Auslegung gemeinschaftliches Testament hinsichtlich Schlusserbeneinsetzung
BGH IV ZB 30/18 –
Der Beschluss des Bundesgerichtshofs (BGH) vom 19. Juni 2019 (Az.: IV ZB 30/18) behandelt die Frage, wie ein gemeinschaftliches Testament auszulegen ist,
insbesondere wenn Schlusserben „für den Fall eines gleichzeitigen Ablebens“ eingesetzt wurden.
Der BGH entschied, dass diese Formulierung nicht nur Fälle umfasst, in denen beide Ehegatten tatsächlich gleichzeitig versterben,
sondern auch solche, in denen sie innerhalb kurzer Zeit hintereinander sterben und der Überlebende nicht in der Lage ist, ein neues Testament zu errichten.
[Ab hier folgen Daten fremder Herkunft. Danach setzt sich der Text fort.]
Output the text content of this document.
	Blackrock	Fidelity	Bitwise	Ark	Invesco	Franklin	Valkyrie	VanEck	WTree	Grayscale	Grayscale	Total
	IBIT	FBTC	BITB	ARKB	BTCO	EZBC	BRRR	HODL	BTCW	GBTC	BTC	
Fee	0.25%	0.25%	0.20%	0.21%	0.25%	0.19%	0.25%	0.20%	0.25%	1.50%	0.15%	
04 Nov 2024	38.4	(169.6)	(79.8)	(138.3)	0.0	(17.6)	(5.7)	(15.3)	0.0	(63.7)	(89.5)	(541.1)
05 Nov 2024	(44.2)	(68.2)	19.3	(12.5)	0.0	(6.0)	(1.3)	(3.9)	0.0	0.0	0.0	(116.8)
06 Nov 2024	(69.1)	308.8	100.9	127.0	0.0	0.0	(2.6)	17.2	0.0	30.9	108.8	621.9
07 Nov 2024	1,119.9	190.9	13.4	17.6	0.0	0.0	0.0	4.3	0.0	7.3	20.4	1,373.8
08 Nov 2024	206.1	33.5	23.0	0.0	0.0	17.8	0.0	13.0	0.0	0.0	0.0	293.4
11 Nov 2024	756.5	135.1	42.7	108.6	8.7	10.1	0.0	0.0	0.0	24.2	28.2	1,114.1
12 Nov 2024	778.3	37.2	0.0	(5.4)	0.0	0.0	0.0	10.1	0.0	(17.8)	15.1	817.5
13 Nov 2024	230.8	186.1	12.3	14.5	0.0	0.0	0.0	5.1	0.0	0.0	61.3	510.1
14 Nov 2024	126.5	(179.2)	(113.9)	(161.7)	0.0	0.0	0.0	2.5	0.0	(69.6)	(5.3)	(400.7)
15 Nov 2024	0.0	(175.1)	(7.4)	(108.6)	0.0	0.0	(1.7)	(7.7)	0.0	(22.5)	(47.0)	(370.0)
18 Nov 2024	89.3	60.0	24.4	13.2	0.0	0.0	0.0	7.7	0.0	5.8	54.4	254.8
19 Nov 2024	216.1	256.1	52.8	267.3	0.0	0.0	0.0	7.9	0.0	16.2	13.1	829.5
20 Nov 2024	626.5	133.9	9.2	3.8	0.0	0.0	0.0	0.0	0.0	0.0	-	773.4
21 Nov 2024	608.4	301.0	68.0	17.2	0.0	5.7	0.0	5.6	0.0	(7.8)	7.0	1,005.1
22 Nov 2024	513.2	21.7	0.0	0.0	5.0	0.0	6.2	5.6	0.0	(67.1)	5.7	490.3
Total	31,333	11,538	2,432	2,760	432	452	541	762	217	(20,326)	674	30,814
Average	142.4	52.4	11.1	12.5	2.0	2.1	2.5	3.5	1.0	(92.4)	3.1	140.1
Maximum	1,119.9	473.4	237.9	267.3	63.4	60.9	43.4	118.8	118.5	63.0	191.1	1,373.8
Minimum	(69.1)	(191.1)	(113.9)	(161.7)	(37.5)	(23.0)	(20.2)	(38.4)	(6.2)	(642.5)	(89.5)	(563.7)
Allerdings gilt diese Regelung grundsätzlich nicht, wenn zwischen den Todesfällen der Ehegatten ein erheblicher zeitlicher Abstand liegt.
In dem vorliegenden Fall hatten die Erblasserin und ihr vorverstorbener Ehemann in ihrem gemeinschaftlichen Testament Schlusserben „für den Fall eines gleichzeitigen Ablebens“ benannt.
Nachdem die Erblasserin über ein Jahr nach ihrem Ehemann verstarb, stellte sich die Frage, ob diese Schlusserbeneinsetzung
auch für den Fall gelten sollte, dass die Ehegatten nicht gleichzeitig, sondern in größerem zeitlichen Abstand versterben.
Das Amtsgericht und das Oberlandesgericht Frankfurt hatten die Erbscheinserteilung an die in der Testamentsergänzung genannten Neffen und Nichten für unwirksam erklärt.
Der BGH bestätigte diese Entscheidung und führte aus, dass eine solche Schlusserbeneinsetzung grundsätzlich nicht gilt, wenn die Ehegatten in erheblichem zeitlichen Abstand versterben.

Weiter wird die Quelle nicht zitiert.